ゴールデンクロスが起きたら、FX投資において買いのサインと考えましょう。
デッドクロスは売りのサイン
デッドクロスはゴールデンクロスとは逆で、短期線が上から長期線の下へ突き抜ける現象です。
この場合、価格の下落傾向が始まることが多く、売りのサインと考えられます。
デッドクロスが起きたら、買いポジションで保有している通貨を売り払った方がよいでしょう。
ポジションがないときにデッドクロスが起きていたら、
持っていない通貨を売ることで「売りポジション」を持つのがおすすめです。
先に売ったときより値下がりが起きていれば、買い戻してみましょう。
売ったときよりも安く買うことで、利益を確保できるからです。
このようにデッドクロスでも、売りと買いのタイミング次第で利益を上げられます。
3本の移動平均線が並ぶパーフェクトオーダー
移動平均線を3本使っているときには、パーフェクトオーダーという現象が起きていないか確かめましょう。
短期・中期・長期の3本の線がきれいに並び続けていることも、投資のサインになるからです。
3本の線がしばらく交わらず、上向きまたは下向きに伸び続けていればパーフェクトオーダーの成立です。
上向きなら価格が上昇トレンドに入っている証拠なので買いのサインでしょう。
下向きなら売りに入るサインと考えられます。
2本の移動平均線がなかなか交わらないときは、3本目を入れてパーフェクトオーダーが起きていないかを見るとよいでしょう。
移動平均線からの「ダマシ」に注意しよう
3つの売買のサインについて解説しましたが、移動平均線には注意点もあります。
クロスやパーフェクトオーダーが起きても、売買後の相場が思いどおりに動いてくれないことがあるでしょう。
これは「ダマシ」という現象で、引っかかると損失につながります。
ダマシを防ぐには、移動平均線と合わせて別のテクニカル分析を同時に使う方法があります。
「MACD」や「ボリンジャーバンド」のような別の分析方法を合わせてチェックしましょう。
移動平均線と別の分析ツールの2つが同時に買いや売りのサインを起こしたとき、利益を上げるチャンスだからです。

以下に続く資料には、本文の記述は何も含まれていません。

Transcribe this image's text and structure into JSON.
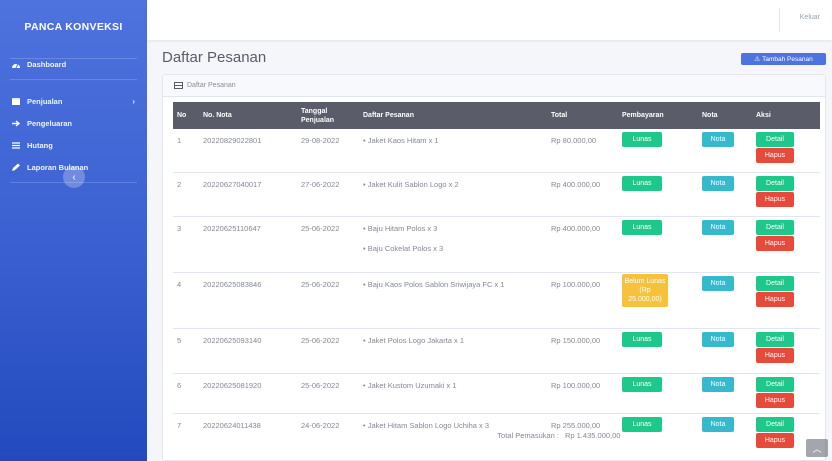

移動平均線だけで投資サインを読めることもありますが、ダマシ対策として他のテクニカル分析を使うことも考えましょう。
移動平均線を消すときはどうしたらよい?
移動平均線を消したくなったら、以下の手順を踏まえてください。
- 1.移動平均線の中で右クリック
- 2.表示中のインジケーターから移動平均線を選ぶ
- 3.設定画面で削除ボタンを押し、「閉じる」を押す
以上の3つを踏まえるだけで、移動平均線はチャートから消えます。
別のテクニカル分析を使いたくなったという理由で、移動平均線を消したい人もいるでしょう。
そのときは表示中のインジケーターから移動平均線を選び、削除の作業を済ませれば大丈夫です。
まとめ
移動平均線はFXの相場に関するグラフの一種です。
過去の期間内において、区切りごとの終値を平均化したデータを線グラフで表示します。
これによりFX初心者でも、長期的な相場の傾向をつかみやすくなるでしょう。
さまざまな形式がありますが、単純移動平均線が初心者向きなのでおすすめです。
短期と長期の2本の線を使うことで、投資のサインが分かりやすくなります。
ゴールデンクロスやデッドクロスといった現象をつかまえ、利益のきっかけとしましょう。
今回の記事で移動平均線が気になったら、早速使ってみませんか。